Relaxin ameliorates fibrosis in experimental diabetic cardiomyopathy.

Fibrosis (extracellular matrix accumulation) is the final end point in diabetic cardiomyopathy. The current study evaluated the therapeutic effects of the antifibrotic hormone relaxin (RLX) in streptozotocin-treated transgenic mRen-2 rats, which undergo pathological and functional features similar to human diabetes. Twelve-week-old hyperglycemic mRen-2 rats, normoglycemic control rats, and animals treated with recombinant human gene-2 (H2) RLX from wk 10-12 were assessed for various measures of left ventricular (LV) fibrosis, hemodynamics, and function, while the mechanism of RLX's actions was also determined. Hyperglycemic mRen-2 rats had increased LV collagen concentration (fibrosis) and gelatinase activity (all P < 0.05 vs. controls) but equivalent levels of interstitial collagenase and tissue inhibitor of metalloproteinase-1 to that measured in control rats.
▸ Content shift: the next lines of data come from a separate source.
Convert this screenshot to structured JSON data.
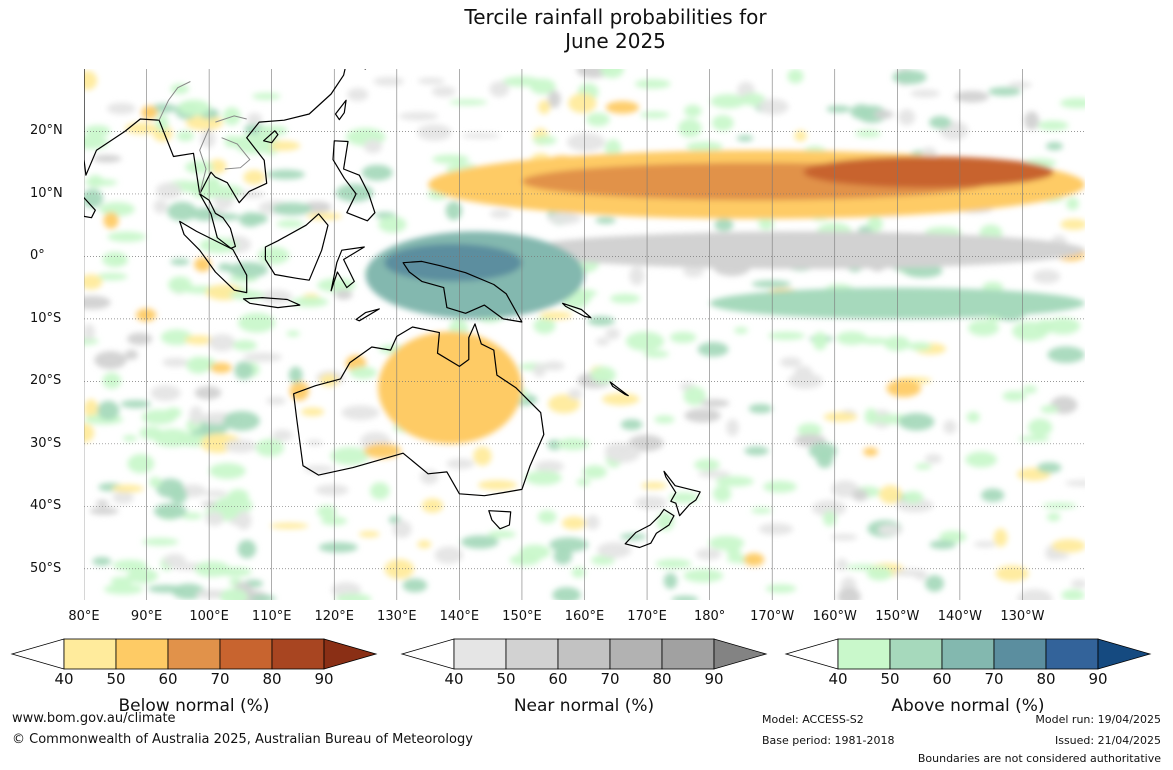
{
  "title": {
    "line1": "Tercile rainfall probabilities for",
    "line2": "June 2025"
  },
  "map": {
    "lat_labels": [
      "20°N",
      "10°N",
      "0°",
      "10°S",
      "20°S",
      "30°S",
      "40°S",
      "50°S"
    ],
    "lon_labels": [
      "80°E",
      "90°E",
      "100°E",
      "110°E",
      "120°E",
      "130°E",
      "140°E",
      "150°E",
      "160°E",
      "170°E",
      "180°",
      "170°W",
      "160°W",
      "150°W",
      "140°W",
      "130°W"
    ],
    "extent": {
      "lon_min": 80,
      "lon_max": 240,
      "lat_min": -55,
      "lat_max": 30
    },
    "ocean_color": "#ffffff",
    "coastline_color": "#000000",
    "border_color": "#888888",
    "gridline_color": "#777777",
    "gridline_style": "dotted",
    "regions": [
      {
        "category": "below",
        "level": 2,
        "lon": [
          135,
          240
        ],
        "lat": [
          6,
          17
        ],
        "note_lat_center": 11
      },
      {
        "category": "below",
        "level": 3,
        "lon": [
          150,
          225
        ],
        "lat": [
          9,
          15
        ]
      },
      {
        "category": "below",
        "level": 4,
        "lon": [
          195,
          235
        ],
        "lat": [
          11,
          16
        ]
      },
      {
        "category": "near",
        "level": 2,
        "lon": [
          150,
          240
        ],
        "lat": [
          -2,
          4
        ]
      },
      {
        "category": "above",
        "level": 3,
        "lon": [
          125,
          160
        ],
        "lat": [
          -10,
          4
        ]
      },
      {
        "category": "above",
        "level": 4,
        "lon": [
          128,
          150
        ],
        "lat": [
          -4,
          2
        ]
      },
      {
        "category": "below",
        "level": 2,
        "lon": [
          127,
          150
        ],
        "lat": [
          -30,
          -12
        ]
      },
      {
        "category": "above",
        "level": 2,
        "lon": [
          180,
          240
        ],
        "lat": [
          -10,
          -5
        ]
      }
    ]
  },
  "colorbars": [
    {
      "name": "below",
      "title": "Below normal (%)",
      "ticks": [
        "40",
        "50",
        "60",
        "70",
        "80",
        "90"
      ],
      "colors": [
        "#ffffff",
        "#ffeb9c",
        "#fecb65",
        "#e1924a",
        "#c8642f",
        "#a84521",
        "#8a2f15"
      ]
    },
    {
      "name": "near",
      "title": "Near normal (%)",
      "ticks": [
        "40",
        "50",
        "60",
        "70",
        "80",
        "90"
      ],
      "colors": [
        "#ffffff",
        "#e5e5e5",
        "#d2d2d2",
        "#c2c2c2",
        "#b2b2b2",
        "#a1a1a1",
        "#838383"
      ]
    },
    {
      "name": "above",
      "title": "Above normal (%)",
      "ticks": [
        "40",
        "50",
        "60",
        "70",
        "80",
        "90"
      ],
      "colors": [
        "#ffffff",
        "#c9f8cb",
        "#a6d9bc",
        "#83b8af",
        "#5b8e9f",
        "#33639a",
        "#154a80"
      ]
    }
  ],
  "footer": {
    "website": "www.bom.gov.au/climate",
    "copyright": "© Commonwealth of Australia 2025, Australian Bureau of Meteorology",
    "model": "Model: ACCESS-S2",
    "base_period": "Base period: 1981-2018",
    "model_run": "Model run: 19/04/2025",
    "issued": "Issued: 21/04/2025",
    "boundaries": "Boundaries are not considered authoritative"
  }
}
The increased LV fibrosis associated with diabetic animals led to significant alterations in the E/A wave ratio and E-wave deceleration time (both P < 0.05 vs. controls) in the absence of blood pressure changes, reflective of myocardial stiffness and LV diastolic dysfunction. H2-RLX treatment of diabetic rats led to significant decreases in interstitial and total LV collagen deposition (both P < 0.05 vs. diabetic group), resulting in decreased myocardial stiffness and improved LV diastolic function, without affecting nondiabetic animals. The protective effects of H2-RLX in diabetic rats were associated with a reduction in mesenchymal cell differentiation and tissue inhibitor of metalloproteinase-1 expression in addition to a promotion of extracellular matrix-degrading matrix metalloproteinase-13 (all P < 0.05 vs. diabetic group) but were independent of blood pressure regulation. These findings demonstrate that RLX is an antifibrotic with rapid-occurring efficacy and may represent a novel therapy for the treatment of diabetes.